There's a tiny bit of light at the end of the tunnel. I've discovered the formula from Schutz (equation 6.67 on p159) that I've been using to express Riemann tensor components in terms of second partial derivatives of metric tensor components is only valid in the local inertial frame, and hence not applicable to the FLRW frame I'm using.

So there's more work to do, but at least I can see a way forward, which is using the Christoffel symbols as Chalnoth suggested.

Yes, WBN, I know that if I were doing it the coordinate-independent way I wouldn't have these problems. You're right. But I want to do it the coordinate way first before I do it the other way. For a start, I need the practice at tensor manipulation. Reading the coordinate-free approach will be a treat to reward me when I solve this problem.

 

[Chalnoth]

There's a tiny bit of light at the end of the tunnel. I've discovered the formula from Schutz (equation 6.67 on p159) that I've been using to express Riemann tensor components in terms of second partial derivatives of metric tensor components is only valid in the local inertial frame, and hence not applicable to the FLRW frame I'm using.

So there's more work to do, but at least I can see a way forward, which is using the Christoffel symbols as Chalnoth suggested.

Ah, yes. That makes sense to me. Those derivatives should have all come along with factors of the connection to account for the curvature, which would have significantly complicated the whole calculation. I'm kicking myself a bit for not catching that that might be a problem.

 

[andrewkirk]

I have finally managed to complete the proof. Once I spotted that I was using an invalid formula, it only took a few hours to get the derivation worked out.

Still, at several hours and about 10 pages of calculations, I think it's a bit cheeky of Schutz to say, as he does in his chapter on Cosmology "The Einstein equations are also easy to write down".

The goal of the derivation is to prove that, in the FLRW coordinate system:

$$G^{00}=\frac{3}{R^2}(\dot{R}^2 +k)$$

The derivation is split over two blog posts because it is too long to be accepted as a single one:

First post (calculates and summarises all Christoffel symbols in a FLRW system): https://www.physicsforums.com/blog.php?b=4697

Second post (uses those symbols to calculate the Einstein tensor component): https://www.physicsforums.com/blog.php?b=4701

Once this result is proved then, together with a result that expresses the energy conservation rule in tensor coordinate terms, one can rapidly generate the Friedman equations and reach interesting conclusions about how the universe will behave in future and how it behaved in the past (after the inflationary era).

 

[WannabeNewton]

For a start, I need the practice at tensor manipulation.

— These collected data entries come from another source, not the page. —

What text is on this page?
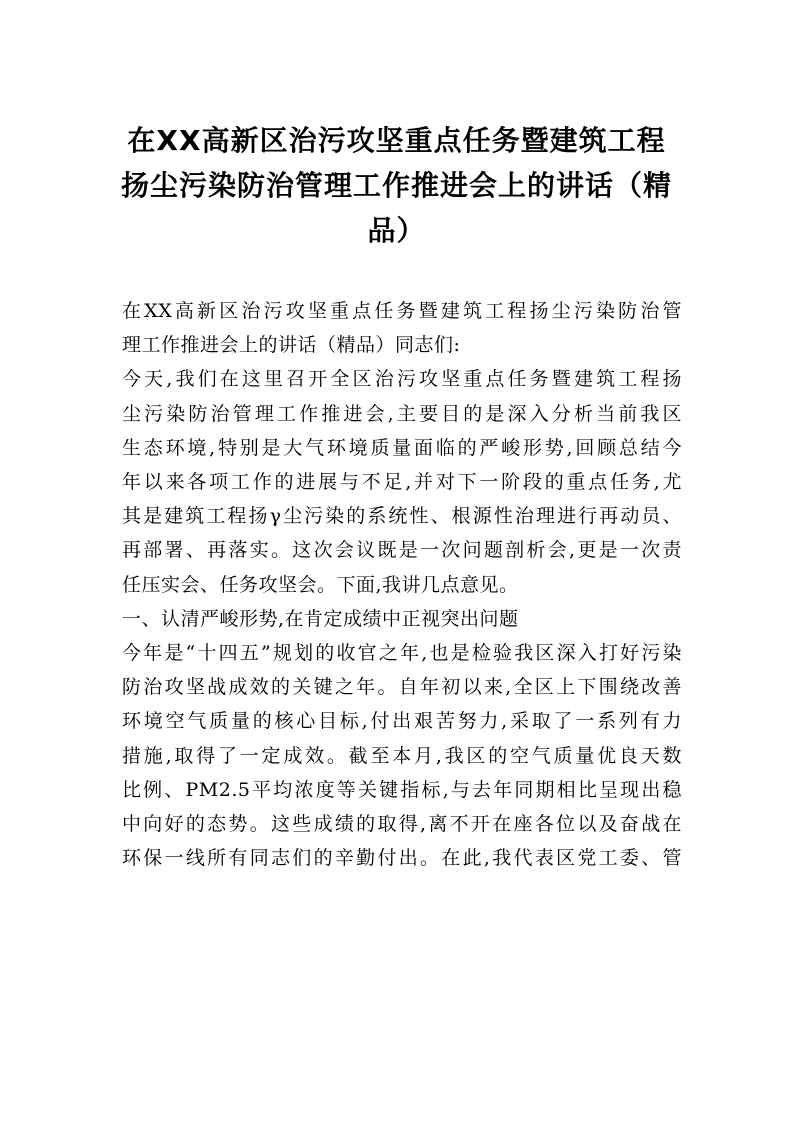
在XX高新区治污攻坚重点任务暨建筑工程
扬尘污染防治管理工作推进会上的讲话（精
品）
在XX高新区治污攻坚重点任务暨建筑工程扬尘污染防治管
理工作推进会上的讲话（精品）同志们:
今天,我们在这里召开全区治污攻坚重点任务暨建筑工程扬
尘污染防治管理工作推进会,主要目的是深入分析当前我区
生态环境,特别是大气环境质量面临的严峻形势,回顾总结今
年以来各项工作的进展与不足,并对下一阶段的重点任务,尤
其是建筑工程扬γ尘污染的系统性、根源性治理进行再动员、
再部署、再落实。这次会议既是一次问题剖析会,更是一次责
任压实会、任务攻坚会。下面,我讲几点意见。
一、认清严峻形势,在肯定成绩中正视突出问题
今年是“十四五”规划的收官之年,也是检验我区深入打好污染
防治攻坚战成效的关键之年。自年初以来,全区上下围绕改善
环境空气质量的核心目标,付出艰苦努力,采取了一系列有力
措施,取得了一定成效。截至本月,我区的空气质量优良天数
比例、PM2.5平均浓度等关键指标,与去年同期相比呈现出稳
中向好的态势。这些成绩的取得,离不开在座各位以及奋战在
环保一线所有同志们的辛勤付出。在此,我代表区党工委、管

I've always personally been against doing particularly arduous coordinate based (tensor) calculations by hand when things like Mathematica exist but just like with integration, doing things by hand a few times is always good practice I suppose. I'm glad you got it all to work out in the end though! It's always a satisfying feeling when a long calculation works out

Regardless, when I think of tensor manipulations I think of something else, specifically of abstract index manipulations i.e. "index gymnastics" (something like this: https://www.physicsforums.com/showpost.php?p=4424809&postcount=2) but that's probably because I've mostly learned GR from texts that try to be as coordinate-free as possible when it comes to calculations, derivations, and definitions. I just think such an approach would save you a considerable amount of finger pain from writing down so many calculations !

As a side note, you'd be surprised at just how many textbook authors brush off a calculation or proof as "trivial" or "easy" when in reality it takes a considerable amount of effort. I see it more in real analysis texts wherein the proof involves a slew of annoying epsilon delta approximations, than in physics texts.